Joe was a constant musician always working and entertaining. Before his death Joe had reunited with the remaining Crusades and started yet another ensemble known as the Creole Joe Band that honed in on his Creole roots. The band played lively Louisiana style Zydeco music. Joe also was working on a collaboration with Jonatha Brooke and Marc Mantell for the musical “Quadroon” that had a reading this summer at The Ensemble Theatre.
Joe had a huge heart for music and even bigger heart for his community. When he moved back to Houston he saw how run down his old stomping grounds had gotten and decided to do something. He held a fundraising concert at Galveston’s Grand 1894 Opera House to benefit his childhood school, Our Mother of Mercy, and other inner city Catholic schools. From that first concert birth the Joe Sample Youth Organization, Inc. and the annual JSYO Henriette Delille Legacy Concert.

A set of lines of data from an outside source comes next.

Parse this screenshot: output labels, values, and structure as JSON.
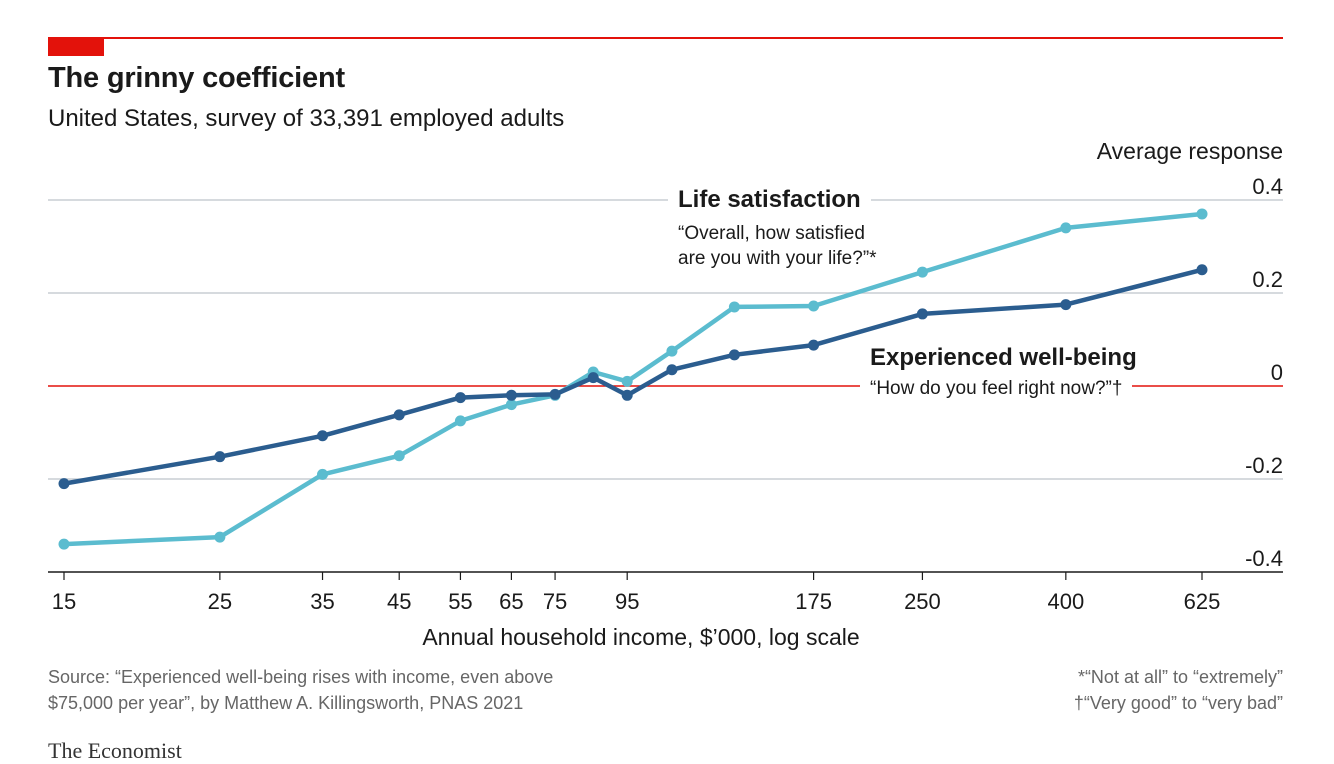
{
  "title": "The grinny coefficient",
  "subtitle": "United States, survey of 33,391 employed adults",
  "source_line1": "Source: “Experienced well-being rises with income, even above",
  "source_line2": "$75,000 per year”, by Matthew A. Killingsworth, PNAS 2021",
  "footnote1": "*“Not at all” to “extremely”",
  "footnote2": "†“Very good” to “very bad”",
  "brand": "The Economist",
  "colors": {
    "accent": "#e3120b",
    "life": "#5bbccf",
    "experienced": "#2b5d8f",
    "grid": "#c8ced4"
  },
  "annotations": {
    "life_label": "Life satisfaction",
    "life_q1": "“Overall, how satisfied",
    "life_q2": "are you with your life?”*",
    "exp_label": "Experienced well-being",
    "exp_q": "“How do you feel right now?”†"
  },
  "chart_data": {
    "type": "line",
    "title": "The grinny coefficient",
    "subtitle": "United States, survey of 33,391 employed adults",
    "xlabel": "Annual household income, $’000, log scale",
    "ylabel": "Average response",
    "x_scale": "log",
    "xlim": [
      14,
      900
    ],
    "ylim": [
      -0.4,
      0.4
    ],
    "x_ticks": [
      15,
      25,
      35,
      45,
      55,
      65,
      75,
      95,
      175,
      250,
      400,
      625
    ],
    "y_ticks": [
      0.4,
      0.2,
      0,
      -0.2,
      -0.4
    ],
    "y_tick_labels": [
      "0.4",
      "0.2",
      "0",
      "-0.2",
      "-0.4"
    ],
    "grid": true,
    "series": [
      {
        "name": "Life satisfaction",
        "x": [
          15,
          25,
          35,
          45,
          55,
          65,
          75,
          85,
          95,
          110,
          135,
          175,
          250,
          400,
          625
        ],
        "y": [
          -0.34,
          -0.325,
          -0.19,
          -0.15,
          -0.075,
          -0.04,
          -0.02,
          0.03,
          0.01,
          0.075,
          0.17,
          0.172,
          0.245,
          0.34,
          0.37
        ]
      },
      {
        "name": "Experienced well-being",
        "x": [
          15,
          25,
          35,
          45,
          55,
          65,
          75,
          85,
          95,
          110,
          135,
          175,
          250,
          400,
          625
        ],
        "y": [
          -0.21,
          -0.152,
          -0.107,
          -0.062,
          -0.025,
          -0.02,
          -0.018,
          0.018,
          -0.02,
          0.035,
          0.067,
          0.088,
          0.155,
          0.175,
          0.25
        ]
      }
    ]
  }
}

Joe once said of JSYO, “ I saw that something needed to be done and decided I couldn’t wait around while others talked.” In the first three years of JSYO, Joe and volunteers were able to raise over $150,000 for schools to replace out dated textbooks, heating system, playground equipment, and library furniture.
Despite two heart attacks and a bout with Epstein-Barr Joe kept trucking. It was music that fueled his soul with the love of his family. Sadly, although he put up a brave fight, Joe would succumb to complications of lung cancer. The music world has a lost a legendary pianist, keyboard player, and composer.
Cherishing Joe’s memory is his wife, Yolanda; son, Nicklas; 3 stepsons; 6 grandchildren; 1 sister; and a host of fans.
Houston Style Magazine extends our deepest sympathy to the Sample family.
A public wake and viewing will be held for Joe on Friday, September 19, 2014 from 6:00-9:00pm at Our Mother of Mercy Church, 4000 Sumpter St., Houston, TX 77020. Joe will be funeralized and laid to rest in a private ceremony. In lieu of flowers, etc., the family asks to make donations to the Joe Sample Youth Organization, a 501 (c)(3) non-profit. Contributions can be made via paypal/credit card using the following link: www.paypal.com/cgi-bin/webscr?cmd=_s-xclick&hosted_button_id=QV5AUC3H6AGQL or via check to the following address: Joe Sample Youth Organization, P.O. Box 590254, Houston, TX 77259.